En seguida, obligó a los discípulos que subieran a la barca y pasaran antes que él a la otra orilla, mientras él despedía a la multitud.
Después, subió a la montaña para orar a solas. Y al atardecer, todavía estaba allí, solo.
La barca ya estaba muy lejos de la costa, sacudida por las olas, porque tenían viento en contra.
A la madrugada, Jesús fue hacia ellos, caminando sobre el mar.
Los discípulos, al verlo caminar sobre el mar, se asustaron. "Es un fantasma", dijeron, y llenos de temor se pusieron a gritar.
Pero Jesús les dijo: "Tranquilícense, soy yo; no teman".
Entonces Pedro le respondió: "Señor, si eres tú, mándame ir a tu encuentro sobre el agua".
"Ven", le dijo Jesús. Y Pedro, bajando de la barca, comenzó a caminar sobre el agua en dirección a él.
Pero, al ver la violencia del viento, tuvo miedo, y como empezaba a hundirse, gritó: "Señor, sálvame".
En seguida, Jesús le tendió la mano y lo sostuvo, mientras le decía: "Hombre de poca fe, ¿por qué dudaste?".
En cuanto subieron a la barca, el viento se calmó.
Los que estaban en ella se postraron ante él, diciendo: "Verdaderamente, tú eres el Hijo de Dios".
Al llegar a la otra orilla, fueron a Genesaret.
Cuando la gente del lugar lo reconoció, difundió la noticia por los alrededores, y le llevaban a todos los enfermos, rogándole que los dejara tocar tan sólo los flecos de su manto, y todos los que lo tocaron quedaron curados.
RESONAR
José María Vegas, cmf
“Soy yo, no tengan miedo”
El Evangelio de hoy empieza y termina con el encuentro de Jesús con las multitudes. Al principio, Jesús se queda con la gente a la que ha dado de comer “para despedirla”. Se ve que no se trataba de una despedida “al por mayor”, sino personal y que requería su tiempo, por lo que retrasa su partida y envía por delante a los apóstoles. Al final, Jesús vuelve a encontrarse con las masas que acuden a Él cargadas de enfermedades. En medio de estos dos encuentros se sitúa, por un lado, su oración en soledad, y, por el otro, el episodio de los discípulos en la barca con viento contrario.
Podemos entender este enmarque como una llamada a la Iglesia, la barca de los discípulos de Jesús: al trato personalizado, a la oración, y también a que no se cierre en sí misma ante los vientos contrarios que la zarandean. Es verdad que esta barca tiene muchos problemas, con frecuencia navega en medio de las olas encrespadas, amenazada con irse a pique. Pero si está en medio del mar y afrontando esos peligros es porque Jesús la ha enviado. La Palabra de Cristo es siempre una llamada a salir de sí, ponerse en camino, afrontar riesgos.
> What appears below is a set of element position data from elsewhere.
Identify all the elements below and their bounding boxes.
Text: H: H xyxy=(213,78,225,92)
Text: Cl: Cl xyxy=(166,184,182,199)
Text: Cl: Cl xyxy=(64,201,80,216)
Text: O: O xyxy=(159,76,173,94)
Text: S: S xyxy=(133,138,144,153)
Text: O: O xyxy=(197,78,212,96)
Pero, en medio de la tempestad, existe la tentación de centrarse sólo en sí, en la propia salvación, viendo fantasmas que nos hacen gritar de miedo. A veces las tempestades son internas, como las envidias, los celos y las luchas por el poder, de que nos habla la primera lectura: son lepras que desfiguran el rostro de la Iglesia y requieren una oración de sanación. Entonces es fácil olvidar que, pese a los peligros, estamos en misión, enviados por el Señor, y asistidos y acompañados por Él. Jesús, retirado en la soledad de la oración, nos enseña con su ejemplo que el valor para afrontar los vientos contrarios se adquiere en el trato con Dios, que fortalece nuestra fe. “Tener fe” no es un estado inamovible. La fe es una dimensión viva que puede crecer o disminuir, fortalecerse y debilitarse. Pedro tuvo la fe para lanzarse al mar encrespado, pero no la suficiente para caminar por las aguas: le pudo más el temor que la confianza. Su fe necesitaba crecer y fortalecerse de la mano del Maestro, el que nos salva de las tormentas y los fantasmas, amaina los vientos y nos lleva a buen puerto. La peligrosa travesía, en todo caso, no ha sido en vano: nos ha recordado, en primer lugar, que debemos estar siempre en camino, asumiendo riesgos; en segundo lugar, que ese estar en camino tiene un sentido de misión y de servicio: el Señor nos manda por delante para dar de comer a los hambrientos, anunciar el Reino de Dios (la presencia de Cristo) y sanar a los enfermos; por fin, el mismo camino y los peligros afrontados han fortalecido la fe de los discípulos, que en la calma tras la tempestad pudieron confesar “realmente eres Hijo de Dios”. Esa confesión de fe es la respuesta a las palabras de Jesús, el centro de toda la narración, y que debemos aprender a escuchar continuamente: “¡Ánimo, soy yo, no tengáis miedo!”